Vagabond sans trêves de Benoit d’Afrique

19/07/2020

By Christophe-Géraldine Métral

Coralie Gracienne, Rhum et sucre, gloire et tragédie de la canne à sucre, février 2020, pastel sec sur papier, 49 x 29,7 cm, pour le blog Les vagabonds sans trêves, ©Coralie Gracienne/blog Les vagabonds sans trêves

Cher tout le monde, femmes, hommes et tant d’autres, je suis émue de vous faire découvrir une poésie inédite de Benoit d’Afrique accompagnée d’une œuvre originale de Coralie Gracienne. Il s’agit, pour moi, d’un partage enchanté : ces jeunes talents sont plus qu’amis fantastiques dont la présence, dès les premiers instants de la rencontre, m’ont ravie.

Vagabond sans trêves

Je suis l’aiguille
Que l’insomnie aiguise
Pour tresser des nuits en peine
Le maillet de l’aurore
Qui broie la nuit
Pour que naisse le jour
J’aime prendre d’assaut
Les doutes de l’aube
Pour livrer guerre aux brises cannibales
Autour de ma tête
Des îles en acrostiches
Mon âge à la forme d’une crise épileptique
Je suis des nuits fêlées
Portant des utopies incisées
En collier autour de mon avant-bras
Je suis des cantiques en cartouche d’encre
Des absences plombées

Et des joies en plastique
Le jour m’a vu naître
Dans le simulacre des collines
Portant la faille des horizons amputés
 Sur mes épaules fébriles
Je suis la somme des landes en deuil
 Le résultat des cris étouffés
Et les échos en déroute
Je suis un vagabond sans trêves
Certains m’apostrophent ombre des chênes
Et d’autres oraisons du silence

Benoit d’Afrique, février 2020

 

Coralie Gracienne, dessinatrice, étudiante en archéologie, Paris, juin 2019, ©Christophe-Géraldine Métral/blog Les vagabonds sans trêves

Coraline Gracienne est née à Gonesse, à Paris.

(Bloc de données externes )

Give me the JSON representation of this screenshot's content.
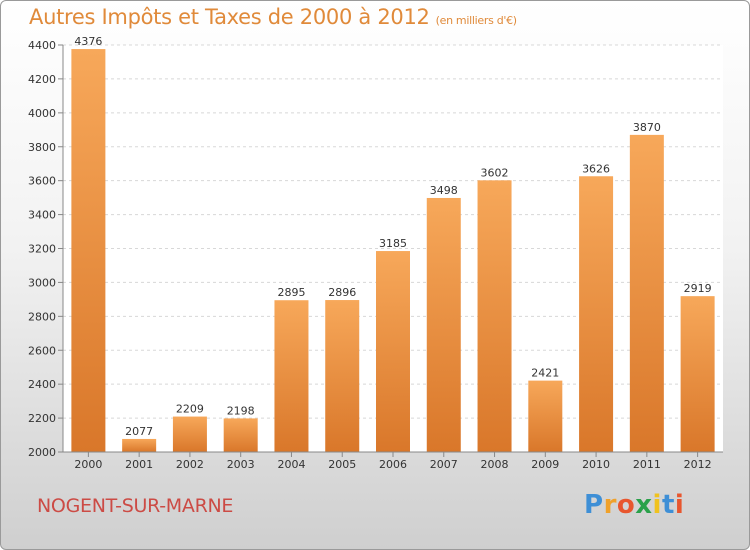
{
  "chart_data": {
    "type": "bar",
    "title": "Autres Impôts et Taxes de 2000 à 2012",
    "unit": "(en milliers d'€)",
    "categories": [
      "2000",
      "2001",
      "2002",
      "2003",
      "2004",
      "2005",
      "2006",
      "2007",
      "2008",
      "2009",
      "2010",
      "2011",
      "2012"
    ],
    "values": [
      4376,
      2077,
      2209,
      2198,
      2895,
      2896,
      3185,
      3498,
      3602,
      2421,
      3626,
      3870,
      2919
    ],
    "ylim": [
      2000,
      4400
    ],
    "yticks": [
      2000,
      2200,
      2400,
      2600,
      2800,
      3000,
      3200,
      3400,
      3600,
      3800,
      4000,
      4200,
      4400
    ],
    "grid": true,
    "colors": {
      "bar_top": "#f7a85a",
      "bar_bottom": "#d9772a",
      "title": "#e08a3a"
    }
  },
  "location": "NOGENT-SUR-MARNE",
  "logo": {
    "letters": [
      "P",
      "r",
      "o",
      "x",
      "i",
      "t",
      "i"
    ],
    "colors": [
      "#3e8fd6",
      "#f0a12a",
      "#e8562e",
      "#2aa14a",
      "#f0c21e",
      "#3e8fd6",
      "#e8562e"
    ]
  }
}
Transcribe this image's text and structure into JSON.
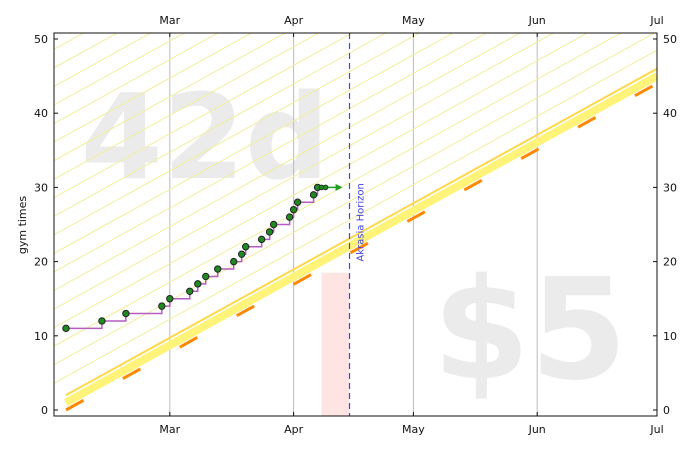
{
  "chart_data": {
    "type": "line",
    "ylabel": "gym times",
    "ylim": [
      0,
      50
    ],
    "xlim": [
      "2024-02-01",
      "2024-07-01"
    ],
    "x_ticks": [
      "Mar",
      "Apr",
      "May",
      "Jun",
      "Jul"
    ],
    "x_tick_dates": [
      "2024-03-01",
      "2024-04-01",
      "2024-05-01",
      "2024-06-01",
      "2024-07-01"
    ],
    "y_ticks": [
      0,
      10,
      20,
      30,
      40,
      50
    ],
    "grid": "vertical at month ticks",
    "watermark_left": "42d",
    "watermark_right": "$5",
    "akrasia_label": "Akrasia Horizon",
    "akrasia_date": "2024-04-15",
    "series": [
      {
        "kind": "datapoints",
        "x": [
          "2024-02-04",
          "2024-02-13",
          "2024-02-19",
          "2024-02-28",
          "2024-03-01",
          "2024-03-06",
          "2024-03-08",
          "2024-03-10",
          "2024-03-13",
          "2024-03-17",
          "2024-03-19",
          "2024-03-20",
          "2024-03-24",
          "2024-03-26",
          "2024-03-27",
          "2024-03-31",
          "2024-04-01",
          "2024-04-02",
          "2024-04-06",
          "2024-04-07",
          "2024-04-08",
          "2024-04-09"
        ],
        "y": [
          11,
          12,
          13,
          14,
          15,
          16,
          17,
          18,
          19,
          20,
          21,
          22,
          23,
          24,
          25,
          26,
          27,
          28,
          29,
          30,
          30,
          30
        ]
      },
      {
        "kind": "bright-red-line",
        "x": [
          "2024-02-04",
          "2024-07-01"
        ],
        "y": [
          0,
          44
        ]
      },
      {
        "kind": "safe-lane-line",
        "x": [
          "2024-02-04",
          "2024-07-01"
        ],
        "y": [
          2,
          46
        ]
      }
    ],
    "colors": {
      "datapoint": "#1f8a1f",
      "datapoint_edge": "#222222",
      "step_line": "#b65cc2",
      "bright_line": "#ff8800",
      "lane": "#fff37a",
      "lane_line": "#ffd84a",
      "stripe": "#f2ee9c",
      "horizon": "#4444dd",
      "today_band": "#ffe4e4",
      "arrow": "#1fa01f"
    }
  }
}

Ses parents sont originaires de La Réunion. Elle a cinq ans lorsqu’ils décident de retourner là-bas. Passionnée d’art et de culture de tous les continents, elle fait sept ans de théâtre et commence à suivre des cours de dessin. Une fois le bac en poche, elle revient à Paris où elle étudie l’archéologie à l’université de la Sorbonne. Ses autres enthousiasmes sont le chant choral : soul et du gospel et maloya, un type de musique, de danse et de chant traditionnel de La Réunion (Coralie suggère Traditionèl mèm du groupe KILTIR, à écouter ici)

Le poète Benoit d’Afrique, salon du livre de Paris, mars 2019, ©Christophe-Géraldine Métral/blog Les vagabonds sans trêves

Né aux Gonaïves (Haïti), Benoit d’Afrique est poète, photographe et président du Cénacle des Treize. Lauréat du Concours International Poésie en Liberté 2016, il publie en 2018 son premier recueil poétique L’enfant n’est pas mort, aux Éditions Z4. Il est membre du regroupement des poètes francophones engagés. Depuis peu, Benoit d’Afrique est également responsable de la rubrique Pro’sie de l’Éclectique, pour la Revue de la Sorbonne où il étudie les lettres modernes. Je vous invite à lire ou relire l’interview qu’il a accordé au blog en mars 2018, durant le salon du livre de Paris, ici.

Cher tout le monde, femmes, hommes et tant d’autres, on se quitte avec une autre formation de maloya appréciée de Coralie Gracienne, le groupe Lindigo qui chante LafrkindMada, le lien  ici.